ASML, one of the most significant computer chip equipment manufacturers in the world, has accused a former employee in China of stealing information about its technology. The Dutch firm has reported the breach to authorities in the Netherlands and the US, but claims that the data stolen is not material to its business. ASML produces machines that produce the world’s most advanced chips and is an essential player in the global microchip supply chain.
The theft of proprietary technology is a serious matter, and ASML is implementing additional remedial measures to prevent future breaches. The company has not named the former employee or provided any details on which export control regulations may have been violated. It is not the first time that ASML has linked an intellectual property (IP) breach to China. In its 2021 annual report, the firm claimed that Chinese semiconductor equipment and software maker, DongFang JingYuan Electron, was actively marketing products in China that could potentially infringe on ASML’s IP rights. DongFang JingYuan Electron has denied the allegations, stating that they are “inconsistent with the facts.”
The US-China tech conflict is intensifying, with major companies in the semiconductor industry facing export control restrictions on exports to China. In October, the US government announced that it would require licenses for companies exporting chips to China using US tools or software, no matter where they are made in the world. The US has been pushing the Netherlands and Japan to adopt similar restrictions.
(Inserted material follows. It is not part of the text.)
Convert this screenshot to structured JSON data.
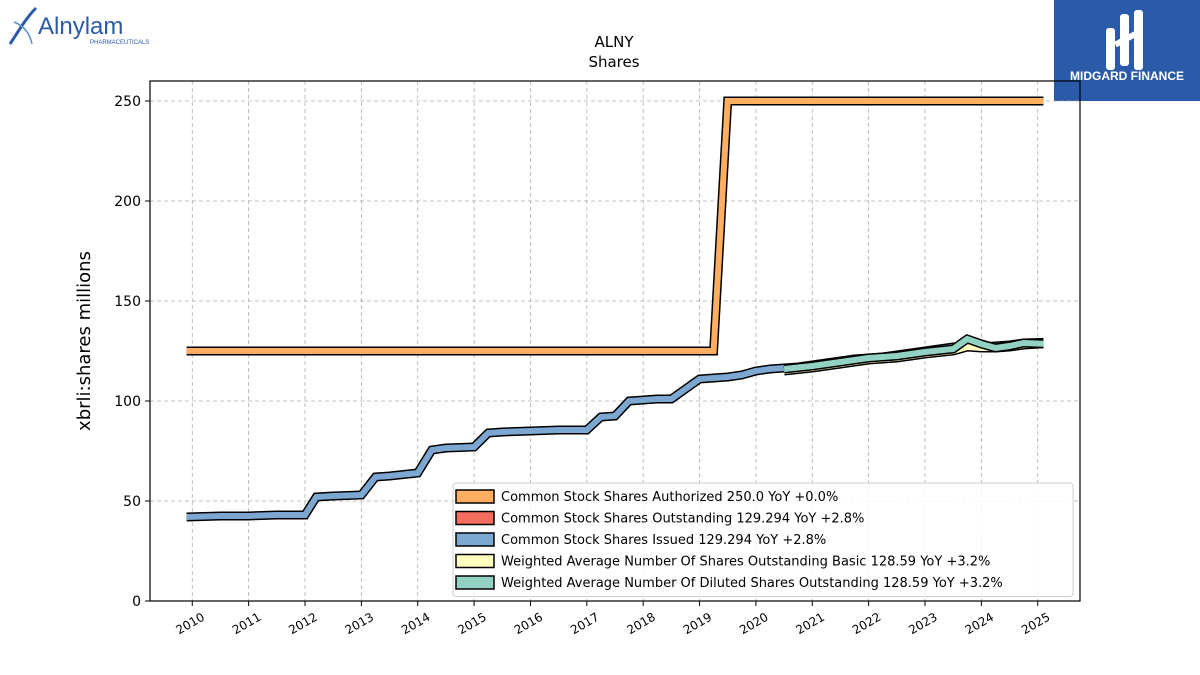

Since 2019, the Dutch government has stopped ASML from selling its most advanced lithography machines to China. Lithography machines use lasers to print minuscule patterns on silicon as part of the manufacturing process of microchips.
In conclusion, the theft of ASML’s proprietary technology by a former employee in China underscores the ongoing tensions between the US and China regarding the tech industry. As the two superpowers continue to jockey for dominance in this critical sector, the stakes for both sides could not be higher. It remains to be seen how this latest incident will impact the US-China relationship and the global microchip supply chain.